Thousands were crammed into the migrant arrivals “hotspot”, or designated frontline reception centre, which is intended for just 400 people, in anything but humane conditions. Thousands more had to wait for hours under the sun on the boiling asphalt of the Favaloro pier, cooled only with water cannon and contained by police in riot gear.

The Italian Red Cross, which runs the hotspot, raised an alert, saying it did not have enough capacity to distribute water and food to everyone. A humanitarian emergency was, in other words, managed like a national security issue, in the shameful absence of civil protection resources being made available for people’s basic needs. The only humanitarian interventions came from the church, which distributed meals with the help of citizens, volunteers and even tourists.

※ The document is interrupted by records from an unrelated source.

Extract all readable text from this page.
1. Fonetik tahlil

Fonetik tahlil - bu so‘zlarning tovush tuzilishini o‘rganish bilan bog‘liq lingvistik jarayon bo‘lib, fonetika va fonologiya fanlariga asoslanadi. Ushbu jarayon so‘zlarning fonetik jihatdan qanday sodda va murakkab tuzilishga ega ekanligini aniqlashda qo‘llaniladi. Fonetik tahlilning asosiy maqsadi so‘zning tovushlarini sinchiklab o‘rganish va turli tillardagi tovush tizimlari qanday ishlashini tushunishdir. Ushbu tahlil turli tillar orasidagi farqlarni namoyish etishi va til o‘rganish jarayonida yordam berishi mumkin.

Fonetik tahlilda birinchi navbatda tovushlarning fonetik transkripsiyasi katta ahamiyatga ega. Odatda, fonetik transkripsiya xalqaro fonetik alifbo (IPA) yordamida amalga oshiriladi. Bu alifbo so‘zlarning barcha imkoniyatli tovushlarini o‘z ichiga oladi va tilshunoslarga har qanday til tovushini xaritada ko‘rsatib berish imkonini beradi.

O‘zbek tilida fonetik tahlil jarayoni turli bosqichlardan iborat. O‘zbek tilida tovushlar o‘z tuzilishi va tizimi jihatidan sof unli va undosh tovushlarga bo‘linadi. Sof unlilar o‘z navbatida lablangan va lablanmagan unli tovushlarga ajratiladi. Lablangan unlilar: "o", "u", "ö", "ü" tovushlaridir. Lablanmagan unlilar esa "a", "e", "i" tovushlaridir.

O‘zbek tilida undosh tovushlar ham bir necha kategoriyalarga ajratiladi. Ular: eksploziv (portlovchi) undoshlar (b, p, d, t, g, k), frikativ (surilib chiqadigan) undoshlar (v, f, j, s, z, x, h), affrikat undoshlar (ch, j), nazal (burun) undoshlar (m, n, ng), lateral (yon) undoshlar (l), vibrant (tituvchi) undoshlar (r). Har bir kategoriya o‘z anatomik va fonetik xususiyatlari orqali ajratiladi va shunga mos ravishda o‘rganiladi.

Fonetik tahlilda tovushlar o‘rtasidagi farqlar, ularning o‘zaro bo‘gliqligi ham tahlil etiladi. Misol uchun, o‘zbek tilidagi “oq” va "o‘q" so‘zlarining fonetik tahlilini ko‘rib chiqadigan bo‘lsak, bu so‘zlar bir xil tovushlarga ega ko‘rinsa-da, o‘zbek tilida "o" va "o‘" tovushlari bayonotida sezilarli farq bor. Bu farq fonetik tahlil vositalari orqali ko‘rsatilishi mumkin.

One group of Lampedusa residents staged a protest outside the town hall, blocking a Red Cross bus full of migrants to show their opposition to the rumoured setting up of a migrant reception camp. Incredibly, the protest was led by the island’s deputy mayor, Attilio Lucia, a member of Salvini’s League party.

The European Commission president, Ursula von der Leyen, and Italian prime minister, Giorgia Meloni, in Lampedusa, 17 September 2023.
The European Commission president, Ursula von der Leyen, and Italian prime minister, Giorgia Meloni, in Lampedusa, 17 September 2023. Photograph: Cecilia Fabiano/AP

The pressure on the island finally eased last Saturday, just in time for the arrival of the Italian prime minister, Giorgia Meloni, and European Commission president, Ursula von der Leyen. This was a visit that proved to be as detached from both migrants and local inhabitants as it was from understanding the reality of the situation – and providing adequate responses. The message that reached Lampedusa residents was that nothing is going to change either in Brussels or in Rome, and consequently not in Lampedusa either.

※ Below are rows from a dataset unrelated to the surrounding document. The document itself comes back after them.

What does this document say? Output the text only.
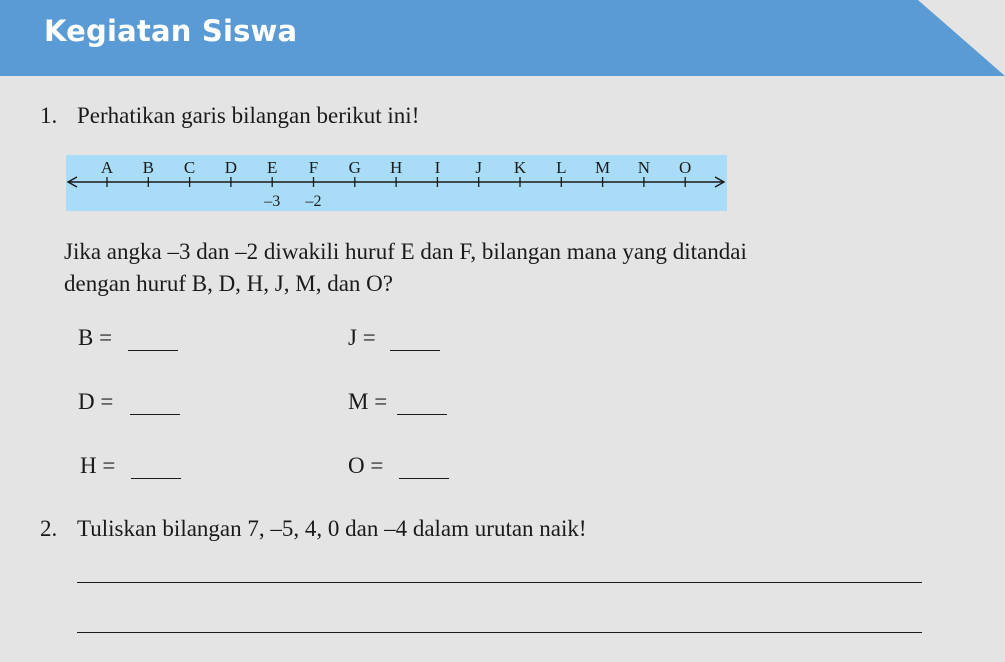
Kegiatan Siswa
1. Perhatikan garis bilangan berikut ini!
A B C D E F G H I J K L M N O
–3 –2
Jika angka –3 dan –2 diwakili huruf E dan F, bilangan mana yang ditandai
dengan huruf B, D, H, J, M, dan O?
B =	J =
D =	M =
H =	O =
2. Tuliskan bilangan 7, –5, 4, 0 dan –4 dalam urutan naik!
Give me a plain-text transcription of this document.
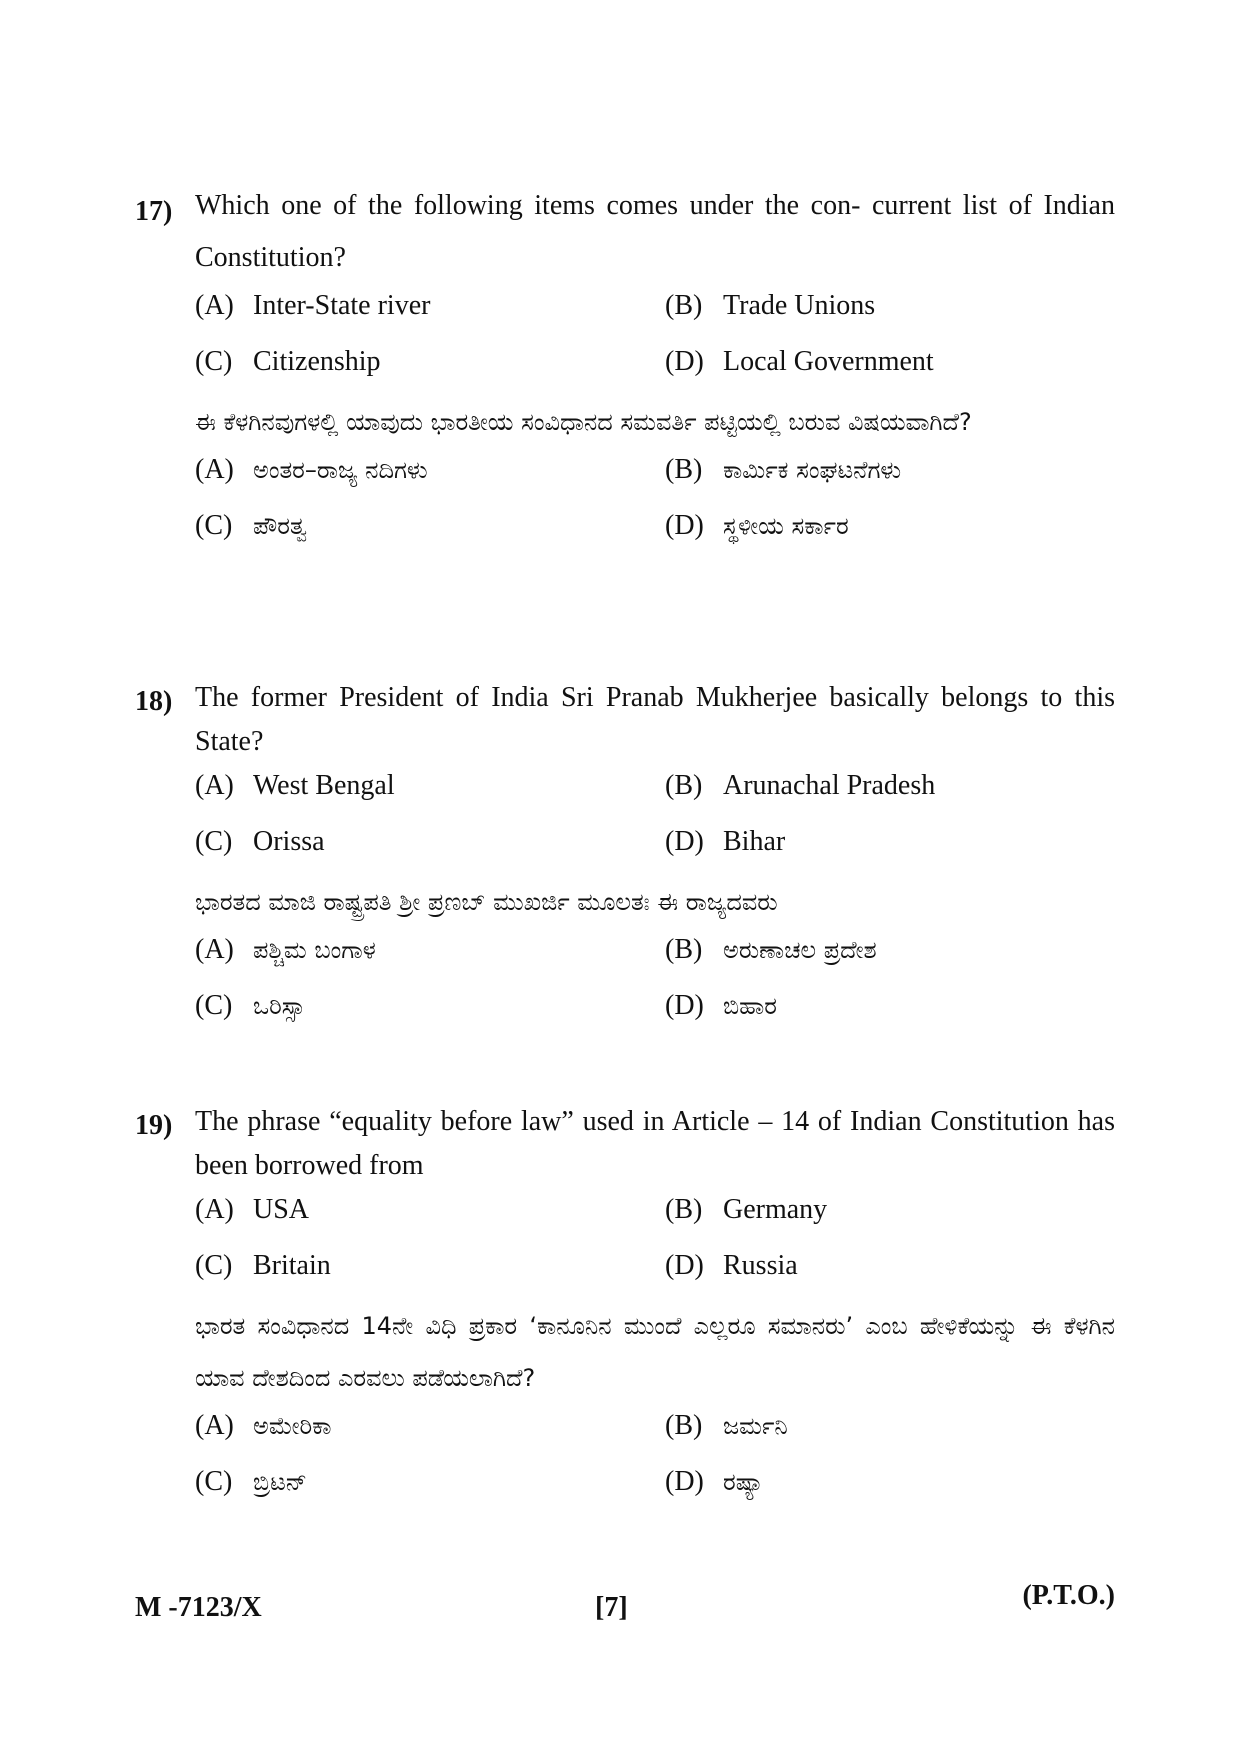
17) Which one of the following items comes under the con- current list of Indian Constitution?
(A) Inter-State river	(B) Trade Unions
(C) Citizenship	(D) Local Government
ಈ ಕೆಳಗಿನವುಗಳಲ್ಲಿ ಯಾವುದು ಭಾರತೀಯ ಸಂವಿಧಾನದ ಸಮವರ್ತಿ ಪಟ್ಟಿಯಲ್ಲಿ ಬರುವ ವಿಷಯವಾಗಿದೆ?
(A) ಅಂತರ–ರಾಜ್ಯ ನದಿಗಳು	(B) ಕಾರ್ಮಿಕ ಸಂಘಟನೆಗಳು
(C) ಪೌರತ್ವ	(D) ಸ್ಥಳೀಯ ಸರ್ಕಾರ
18) The former President of India Sri Pranab Mukherjee basically belongs to this State?
(A) West Bengal	(B) Arunachal Pradesh
(C) Orissa	(D) Bihar
ಭಾರತದ ಮಾಜಿ ರಾಷ್ಟ್ರಪತಿ ಶ್ರೀ ಪ್ರಣಬ್ ಮುಖರ್ಜಿ ಮೂಲತಃ ಈ ರಾಜ್ಯದವರು
(A) ಪಶ್ಚಿಮ ಬಂಗಾಳ	(B) ಅರುಣಾಚಲ ಪ್ರದೇಶ
(C) ಒರಿಸ್ಸಾ	(D) ಬಿಹಾರ
19) The phrase “equality before law” used in Article – 14 of Indian Constitution has been borrowed from
(A) USA	(B) Germany
(C) Britain	(D) Russia
ಭಾರತ ಸಂವಿಧಾನದ 14ನೇ ವಿಧಿ ಪ್ರಕಾರ ‘ಕಾನೂನಿನ ಮುಂದೆ ಎಲ್ಲರೂ ಸಮಾನರು’ ಎಂಬ ಹೇಳಿಕೆಯನ್ನು ಈ ಕೆಳಗಿನ ಯಾವ ದೇಶದಿಂದ ಎರವಲು ಪಡೆಯಲಾಗಿದೆ?
(A) ಅಮೇರಿಕಾ	(B) ಜರ್ಮನಿ
(C) ಬ್ರಿಟನ್	(D) ರಷ್ಯಾ
M -7123/X	[7]	(P.T.O.)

The EU will continue hypocritically with its closed border policies, even though a further 28,000 deaths in the Mediterranean have been counted in the 10 years since 368 died in the 2013 tragedy off Lampedusa – prompting the then commission president, José Manuel Barroso, to declare “never again”.

The government in Rome will not demand that its friends in Poland and Hungary shoulder their fair share of the responsibility for migrants and asylum seekers. It will not send naval ships to carry out rescues in the waters off the south of Lampedusa or to transport people to other, bigger Italian ports, which would lessen the impact on the socio-environmental fragility of the island. Lampedusa residents have long requested such an initiative, similar to Mare Nostrum, the humanitarian operation launched by former prime minister Enrico Letta after the big Lampedusa shipwreck in 2013.

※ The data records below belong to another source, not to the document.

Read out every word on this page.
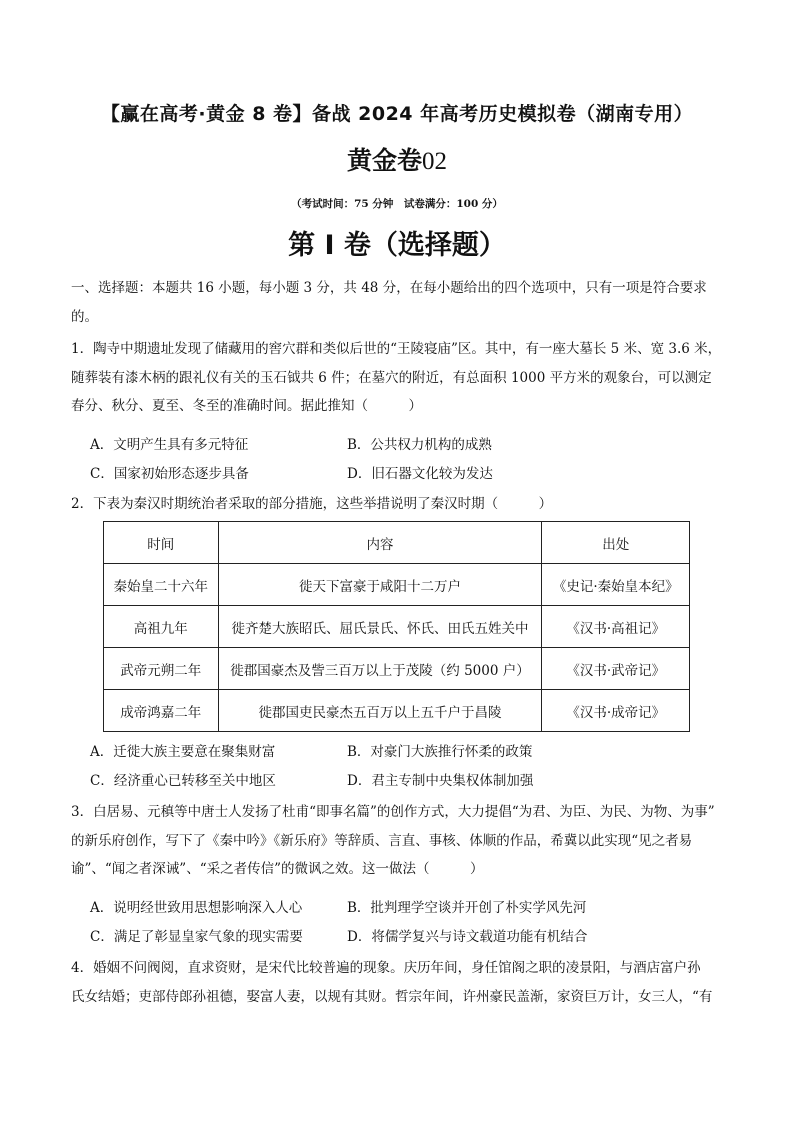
【赢在高考·黄金 8 卷】备战 2024 年高考历史模拟卷（湖南专用）
黄金卷02
（考试时间：75 分钟　试卷满分：100 分）
第 I 卷（选择题）
一、选择题：本题共 16 小题，每小题 3 分，共 48 分，在每小题给出的四个选项中，只有一项是符合要求
的。
1．陶寺中期遗址发现了储藏用的窖穴群和类似后世的“王陵寝庙”区。其中，有一座大墓长 5 米、宽 3.6 米，
随葬装有漆木柄的跟礼仪有关的玉石钺共 6 件；在墓穴的附近，有总面积 1000 平方米的观象台，可以测定
春分、秋分、夏至、冬至的准确时间。据此推知（　　　）
A．文明产生具有多元特征	B．公共权力机构的成熟
C．国家初始形态逐步具备	D．旧石器文化较为发达
2．下表为秦汉时期统治者采取的部分措施，这些举措说明了秦汉时期（　　　）
时间	内容	出处
秦始皇二十六年	徙天下富豪于咸阳十二万户	《史记·秦始皇本纪》
高祖九年	徙齐楚大族昭氏、屈氏景氏、怀氏、田氏五姓关中	《汉书·高祖记》
武帝元朔二年	徙郡国豪杰及訾三百万以上于茂陵（约 5000 户）	《汉书·武帝记》
成帝鸿嘉二年	徙郡国吏民豪杰五百万以上五千户于昌陵	《汉书·成帝记》
A．迁徙大族主要意在聚集财富	B．对豪门大族推行怀柔的政策
C．经济重心已转移至关中地区	D．君主专制中央集权体制加强
3．白居易、元稹等中唐士人发扬了杜甫“即事名篇”的创作方式，大力提倡“为君、为臣、为民、为物、为事”
的新乐府创作，写下了《秦中吟》《新乐府》等辞质、言直、事核、体顺的作品，希冀以此实现“见之者易
谕”、“闻之者深诫”、“采之者传信”的微讽之效。这一做法（　　　）
A．说明经世致用思想影响深入人心	B．批判理学空谈并开创了朴实学风先河
C．满足了彰显皇家气象的现实需要	D．将儒学复兴与诗文载道功能有机结合
4．婚姻不问阀阅，直求资财，是宋代比较普遍的现象。庆历年间，身任馆阁之职的凌景阳，与酒店富户孙
氏女结婚；吏部侍郎孙祖德，娶富人妻，以规有其财。哲宗年间，许州豪民盖渐，家资巨万计，女三人，“有
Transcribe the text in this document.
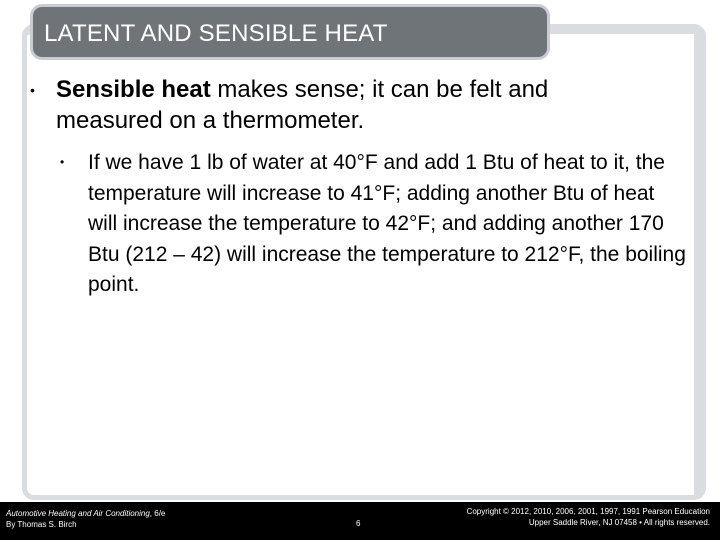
LATENT AND SENSIBLE HEAT
• Sensible heat makes sense; it can be felt and measured on a thermometer.
• If we have 1 lb of water at 40°F and add 1 Btu of heat to it, the temperature will increase to 41°F; adding another Btu of heat will increase the temperature to 42°F; and adding another 170 Btu (212 – 42) will increase the temperature to 212°F, the boiling point.
Automotive Heating and Air Conditioning, 6/e
By Thomas S. Birch	6
Copyright © 2012, 2010, 2006, 2001, 1997, 1991 Pearson Education
Upper Saddle River, NJ 07458 • All rights reserved.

Meloni’s government will instead insist on the disastrous EU “cash for migrants” agreement with Tunisia and on destroying the existing Italian system of migrant reception, staking everything on measures that have already proved unsuccessful in the past: building more repatriation centres for failed asylum seekers and extending to 18 months detention times for people deemed “illegal” migrants. The municipal administration of the island, however, will get €45m from the government as part of an action plan.

What will become of the Mediterranean, of the suffering humanity that crosses this sea, and of my island, which for so long has shown courage and humanity? Lampedusa, a microcosm traversed by a thousand contradictions, has already changed, subjugated by fear and deception, despite the fact that tourism has grown alongside the boat arrivals.

And what future are we building for Italy? How will we fill the demographic deficit and the need for an immigrant workforce that companies estimate will need to be around 833,000 by 2025? It seems clear that the campaign for the next European elections began last week in Lampedusa, a campaign launch marked by staged and irrational fearmongering. In the absence of anything but counter-solutions that are impractical, useless and unjust, public debate needs to be enriched with serious communication. The message must be that migrants will not be the only victims of this increasingly hysterical climate.